Thursday, January 31, 2019

Troubleshooting Kubernetes: "zombie pods"

I recently ran into a mysterious problem as I was developing and testing a lab exercise to teach about Kubernetes resiliency. I sort of caused the problem myself, because I had run through several scenarios with the example application, and I wanted to blow it all away and start I just started deleting things. That, my friends, is a sure-fire way to break something. If you are dealing with Deployments and ReplicaSets, merely deleting a pod is just going to cause K8s to try and redeploy it.

I ended up with a handful of pods that were stuck in a state of "Terminating," and they would not die. For days. So, I asked around, tried researching the problem.

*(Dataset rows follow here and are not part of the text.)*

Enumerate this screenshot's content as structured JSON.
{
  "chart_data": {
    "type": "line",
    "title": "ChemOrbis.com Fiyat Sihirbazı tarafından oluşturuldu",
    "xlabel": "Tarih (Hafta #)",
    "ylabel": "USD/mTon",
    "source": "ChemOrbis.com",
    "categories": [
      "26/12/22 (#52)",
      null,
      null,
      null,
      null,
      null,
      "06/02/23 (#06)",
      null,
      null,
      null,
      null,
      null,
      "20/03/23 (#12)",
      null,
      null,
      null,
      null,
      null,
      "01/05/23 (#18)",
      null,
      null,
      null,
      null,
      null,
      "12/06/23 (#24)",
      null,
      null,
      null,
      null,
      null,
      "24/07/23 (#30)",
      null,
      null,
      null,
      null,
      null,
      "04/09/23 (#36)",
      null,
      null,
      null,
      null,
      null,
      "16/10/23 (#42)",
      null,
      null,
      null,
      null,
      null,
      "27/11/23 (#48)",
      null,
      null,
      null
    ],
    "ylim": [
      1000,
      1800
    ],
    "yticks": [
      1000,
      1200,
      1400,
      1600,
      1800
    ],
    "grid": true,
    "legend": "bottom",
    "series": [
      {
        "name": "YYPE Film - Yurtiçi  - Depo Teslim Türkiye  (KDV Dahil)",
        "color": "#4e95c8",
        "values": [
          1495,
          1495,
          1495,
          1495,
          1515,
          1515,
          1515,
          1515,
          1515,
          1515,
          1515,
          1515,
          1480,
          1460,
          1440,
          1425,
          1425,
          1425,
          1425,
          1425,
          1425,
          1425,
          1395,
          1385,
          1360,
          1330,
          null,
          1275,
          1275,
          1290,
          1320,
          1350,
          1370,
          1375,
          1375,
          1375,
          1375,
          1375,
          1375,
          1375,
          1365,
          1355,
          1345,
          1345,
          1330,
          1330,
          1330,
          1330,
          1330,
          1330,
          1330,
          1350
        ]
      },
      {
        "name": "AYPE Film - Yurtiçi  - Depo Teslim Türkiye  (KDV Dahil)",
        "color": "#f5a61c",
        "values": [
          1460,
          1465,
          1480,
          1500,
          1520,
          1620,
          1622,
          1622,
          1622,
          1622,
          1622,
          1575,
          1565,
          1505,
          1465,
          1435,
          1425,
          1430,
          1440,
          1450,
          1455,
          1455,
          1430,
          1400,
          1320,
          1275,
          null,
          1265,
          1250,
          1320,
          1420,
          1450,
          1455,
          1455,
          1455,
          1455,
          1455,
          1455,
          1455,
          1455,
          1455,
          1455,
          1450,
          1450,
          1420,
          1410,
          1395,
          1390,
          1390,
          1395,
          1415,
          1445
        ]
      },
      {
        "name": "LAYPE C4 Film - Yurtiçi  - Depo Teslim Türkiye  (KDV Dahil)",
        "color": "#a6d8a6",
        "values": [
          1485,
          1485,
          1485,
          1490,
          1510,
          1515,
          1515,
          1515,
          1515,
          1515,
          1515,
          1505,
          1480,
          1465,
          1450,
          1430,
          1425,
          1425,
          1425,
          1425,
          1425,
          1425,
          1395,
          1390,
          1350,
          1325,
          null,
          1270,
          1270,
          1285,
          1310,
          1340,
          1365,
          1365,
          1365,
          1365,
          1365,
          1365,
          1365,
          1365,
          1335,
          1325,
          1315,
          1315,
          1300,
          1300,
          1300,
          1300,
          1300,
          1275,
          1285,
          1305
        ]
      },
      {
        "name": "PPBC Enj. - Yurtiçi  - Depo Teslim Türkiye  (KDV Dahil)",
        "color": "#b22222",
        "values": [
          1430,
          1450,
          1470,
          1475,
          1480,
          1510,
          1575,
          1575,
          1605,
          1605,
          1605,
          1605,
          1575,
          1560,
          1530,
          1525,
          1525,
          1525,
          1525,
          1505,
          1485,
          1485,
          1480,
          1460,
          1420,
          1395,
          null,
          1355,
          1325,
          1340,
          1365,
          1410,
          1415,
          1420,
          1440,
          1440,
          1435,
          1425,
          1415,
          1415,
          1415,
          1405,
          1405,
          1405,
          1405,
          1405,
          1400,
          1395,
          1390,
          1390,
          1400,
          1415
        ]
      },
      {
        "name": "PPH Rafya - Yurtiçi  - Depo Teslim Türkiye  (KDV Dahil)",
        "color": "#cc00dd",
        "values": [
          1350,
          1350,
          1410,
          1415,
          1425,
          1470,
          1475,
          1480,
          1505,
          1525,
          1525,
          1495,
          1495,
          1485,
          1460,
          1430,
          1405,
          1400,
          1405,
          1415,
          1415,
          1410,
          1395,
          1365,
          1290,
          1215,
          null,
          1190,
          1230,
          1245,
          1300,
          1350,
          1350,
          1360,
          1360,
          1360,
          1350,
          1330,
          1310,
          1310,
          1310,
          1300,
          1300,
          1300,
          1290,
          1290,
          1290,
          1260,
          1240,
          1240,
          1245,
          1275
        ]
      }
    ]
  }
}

A google search of "pods stuck in terminating" gave many hits, with many different possible causes and solutions. Some issues mentioned kubelet and a hostname mismatch - that was not it. 

I tried doing a drain, cordon, and shutdown of the node. When I started it back up, the pods were still there, still terminating. 

I tried deleting the Helm release, and helm command would not work. I got errors, which I googled, and that pointed to a problem with Tiller. I tried deleting the helm cache. I tried reinstalling Tiller, but Tiller would not come up. The Tiller pod was stuck in a state of "Pending." 

Some of the issues mentioned that they were trying to deploy pods on the master node, which is something you typically don't do, because the whole point of K8s is to let it schedule pods on the worker nodes. However, if you want a single-node environment, or something like that, you must remove a taint from the master node that prevent pods from being scheduled on it. That sounded a lot like my situation, because I was actually only running a master node...

...and that was the problem. I started with a cluster with two worker nodes, but they were offline. I had not restarted them since encountering the problem. After starting the workers, the status of all the hung pods resolved.

The moral of this story is: sometimes the answer is just too obvious to find through an internet search.